10. Territorial Waters & Airspace

Territorial Waters

All countries bordering the ocean and other large, natural bodies of water should be entitled to own and claim territorial waters up to 100 kilometers from their shores.

If there are bays or gulfs or other such bodies of water where their entrances are narrower than 200 kilometers, then the boundary should be drawn in the middle of the passage halfway between the two shores.

Countries with shorelines along straights or entirely inside bays or gulfs or other such bodies of water but with no territorial water directly connected to international waters, should be given the right to access international waters by establishing a semi-international corridor through the middle of the passageway with a width of no less than 4 kilometers to be jointly managed exclusively by the countries from which the waters in this corridor were taken and the country for which this corridor was created. None of these countries would be able to veto the other from using this waterway. If the narrowest point between dry land along this passageway is less than 10 kilometers wide, the international passage at that point should be 2 kilometers wide, and if the straight it is between 2 and 5 kilometers wide, the international passage should be 1 kilometer wide. If the natural passage at its narrowest point is less than two kilometers wide, then there should be no special jointly managed corridor and any country on the inside of the bay or gulf would be considered landlocked and would need to seek permission from either of the countries owning the territorial waters in order to pass through the passage. Furthermore, if the width of the passage is less than 2 kilometers wide, the country or countries bordering this passage should not be required to yield anything less than 100 kilometers of territorial waters to any ‘landlocked’ third country. International waters should never be closer than one kilometer from land above sea level at its lowest natural tide.

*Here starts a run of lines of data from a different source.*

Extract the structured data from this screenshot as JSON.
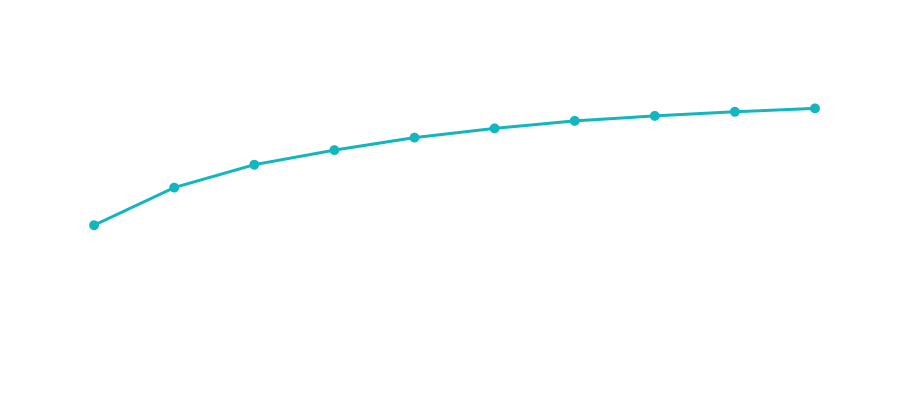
{
  "chart_data": {
    "type": "line",
    "x": [
      1,
      2,
      3,
      4,
      5,
      6,
      7,
      8,
      9,
      10
    ],
    "series": [
      {
        "values": [
          46,
          55,
          60.5,
          64,
          67,
          69.2,
          71,
          72.2,
          73.2,
          74
        ],
        "color": "#13b5be"
      }
    ],
    "xlim": [
      0,
      10.5
    ],
    "ylim": [
      0,
      100
    ],
    "grid": false,
    "axes_visible": false,
    "marker": "circle"
  }
}
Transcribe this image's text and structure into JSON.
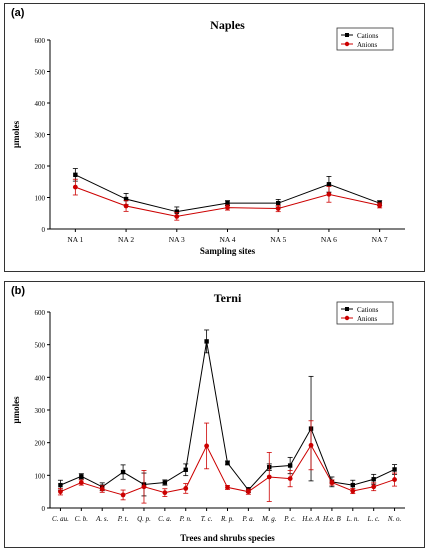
{
  "chart_data": [
    {
      "panel_label": "(a)",
      "type": "line",
      "title": "Naples",
      "xlabel": "Sampling sites",
      "ylabel": "µmoles",
      "ylim": [
        0,
        600
      ],
      "yticks": [
        0,
        100,
        200,
        300,
        400,
        500,
        600
      ],
      "grid": false,
      "legend_position": "top-right",
      "categories": [
        "NA 1",
        "NA 2",
        "NA 3",
        "NA 4",
        "NA 5",
        "NA 6",
        "NA 7"
      ],
      "series": [
        {
          "name": "Cations",
          "color": "#000000",
          "marker": "square",
          "values": [
            172,
            95,
            55,
            82,
            82,
            142,
            82
          ],
          "errors": [
            20,
            18,
            15,
            8,
            12,
            25,
            8
          ]
        },
        {
          "name": "Anions",
          "color": "#cc0000",
          "marker": "circle",
          "values": [
            133,
            73,
            40,
            68,
            65,
            110,
            75
          ],
          "errors": [
            25,
            17,
            12,
            8,
            10,
            25,
            8
          ]
        }
      ]
    },
    {
      "panel_label": "(b)",
      "type": "line",
      "title": "Terni",
      "xlabel": "Trees and shrubs species",
      "ylabel": "µmoles",
      "ylim": [
        0,
        600
      ],
      "yticks": [
        0,
        100,
        200,
        300,
        400,
        500,
        600
      ],
      "grid": false,
      "legend_position": "top-right",
      "categories": [
        "C. au.",
        "C. b.",
        "A. s.",
        "P. t.",
        "Q. p.",
        "C. a.",
        "P. n.",
        "T. c.",
        "R. p.",
        "P. a.",
        "M. g.",
        "P. c.",
        "H.e. A",
        "H.e. B",
        "L. n.",
        "L. c.",
        "N. o."
      ],
      "series": [
        {
          "name": "Cations",
          "color": "#000000",
          "marker": "square",
          "values": [
            70,
            97,
            65,
            110,
            72,
            78,
            117,
            510,
            138,
            55,
            125,
            130,
            243,
            80,
            70,
            88,
            118
          ],
          "errors": [
            15,
            8,
            12,
            22,
            35,
            8,
            18,
            35,
            6,
            8,
            10,
            25,
            160,
            15,
            15,
            15,
            15
          ]
        },
        {
          "name": "Anions",
          "color": "#cc0000",
          "marker": "circle",
          "values": [
            50,
            78,
            58,
            40,
            65,
            47,
            60,
            190,
            63,
            50,
            95,
            90,
            192,
            78,
            52,
            65,
            87
          ],
          "errors": [
            10,
            8,
            10,
            15,
            50,
            12,
            15,
            70,
            6,
            8,
            75,
            25,
            75,
            8,
            8,
            12,
            20
          ]
        }
      ]
    }
  ]
}
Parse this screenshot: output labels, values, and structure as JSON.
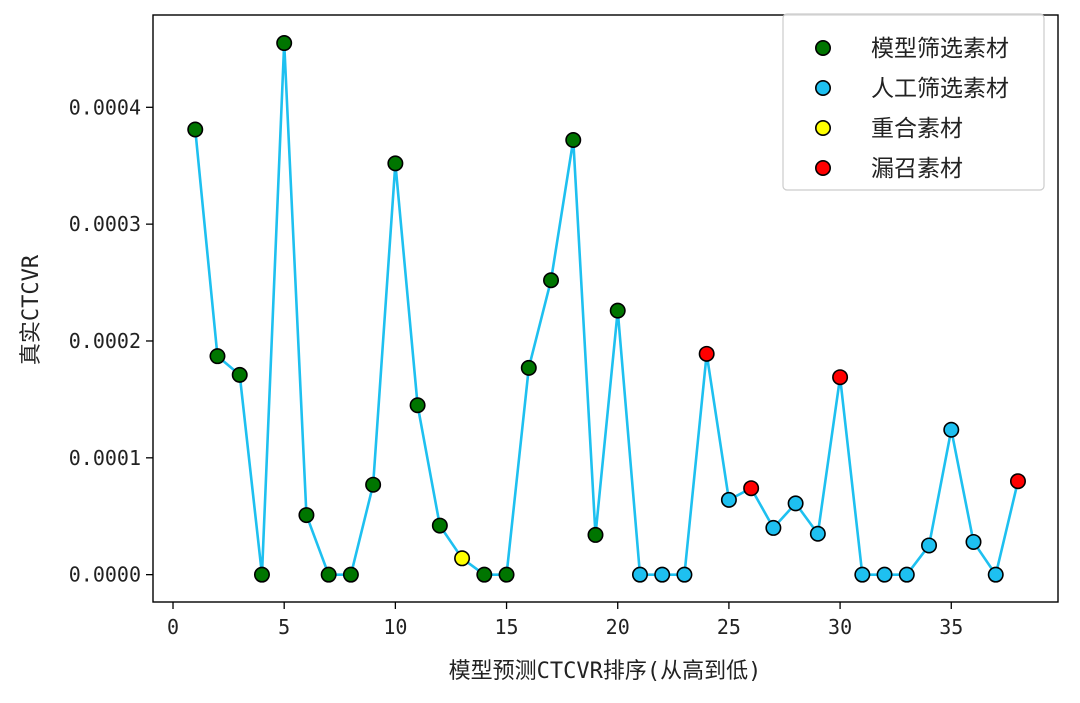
{
  "chart_data": {
    "type": "scatter",
    "title": "",
    "xlabel": "模型预测CTCVR排序(从高到低)",
    "ylabel": "真实CTCVR",
    "xlim": [
      -0.9,
      39.8
    ],
    "ylim": [
      -2.34e-05,
      0.000479
    ],
    "xticks": [
      0,
      5,
      10,
      15,
      20,
      25,
      30,
      35
    ],
    "xtick_labels": [
      "0",
      "5",
      "10",
      "15",
      "20",
      "25",
      "30",
      "35"
    ],
    "yticks": [
      0,
      0.0001,
      0.0002,
      0.0003,
      0.0004
    ],
    "ytick_labels": [
      "0.0000",
      "0.0001",
      "0.0002",
      "0.0003",
      "0.0004"
    ],
    "grid": false,
    "legend_position": "top-right",
    "line": {
      "color": "#1ec0f0",
      "x": [
        1,
        2,
        3,
        4,
        5,
        6,
        7,
        8,
        9,
        10,
        11,
        12,
        13,
        14,
        15,
        16,
        17,
        18,
        19,
        20,
        21,
        22,
        23,
        24,
        25,
        26,
        27,
        28,
        29,
        30,
        31,
        32,
        33,
        34,
        35,
        36,
        37,
        38
      ],
      "y": [
        0.000381,
        0.000187,
        0.000171,
        0,
        0.000455,
        5.1e-05,
        0,
        0,
        7.7e-05,
        0.000352,
        0.000145,
        4.2e-05,
        1.4e-05,
        0,
        0,
        0.000177,
        0.000252,
        0.000372,
        3.4e-05,
        0.000226,
        0,
        0,
        0,
        0.000189,
        6.4e-05,
        7.4e-05,
        4e-05,
        6.1e-05,
        3.5e-05,
        0.000169,
        0,
        0,
        0,
        2.5e-05,
        0.000124,
        2.8e-05,
        0,
        8e-05
      ]
    },
    "series": [
      {
        "name": "模型筛选素材",
        "color": "#007500",
        "x": [
          1,
          2,
          3,
          4,
          5,
          6,
          7,
          8,
          9,
          10,
          11,
          12,
          14,
          15,
          16,
          17,
          18,
          19,
          20
        ],
        "y": [
          0.000381,
          0.000187,
          0.000171,
          0,
          0.000455,
          5.1e-05,
          0,
          0,
          7.7e-05,
          0.000352,
          0.000145,
          4.2e-05,
          0,
          0,
          0.000177,
          0.000252,
          0.000372,
          3.4e-05,
          0.000226
        ]
      },
      {
        "name": "人工筛选素材",
        "color": "#1ec0f0",
        "x": [
          21,
          22,
          23,
          25,
          27,
          28,
          29,
          31,
          32,
          33,
          34,
          35,
          36,
          37
        ],
        "y": [
          0,
          0,
          0,
          6.4e-05,
          4e-05,
          6.1e-05,
          3.5e-05,
          0,
          0,
          0,
          2.5e-05,
          0.000124,
          2.8e-05,
          0
        ]
      },
      {
        "name": "重合素材",
        "color": "#ffff00",
        "x": [
          13
        ],
        "y": [
          1.4e-05
        ]
      },
      {
        "name": "漏召素材",
        "color": "#ff0000",
        "x": [
          24,
          26,
          30,
          38
        ],
        "y": [
          0.000189,
          7.4e-05,
          0.000169,
          8e-05
        ]
      }
    ]
  }
}
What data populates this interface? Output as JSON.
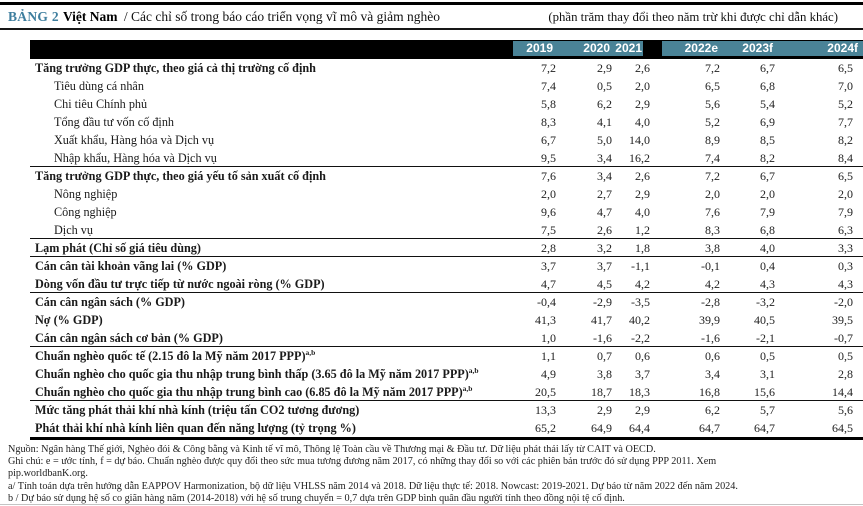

If bays, gulfs or other bodies of water with entrances narrower than 200 kilometers but with pockets inside which are farther than 100 kilometers from the nearest land, and if the land around the bay or gulf is surrounded entirely by only one country, then that same country can claim the entire bay or gulf as its own sovereign territory. If two countries surround the same type of bay or gulf, then the entire bay should be divided proportionately between the two countries according to their shorelines.

Manmade canals should not be forced into being classified as international waterways against the will of the canal’s owners because they are artificial waterways and usually too narrow. However, special treaties could be entered into voluntarily permitting passage through such waterways (either for a fee or for free) to countries which would otherwise be landlocked.

Territorial Airspace

Every country should be entitled to the full, sovereign control of all airspace located over its territory, including over its territorial waters, up to a height of 100 kilometers above sea level. Airspace above this altitude should be open to everyone.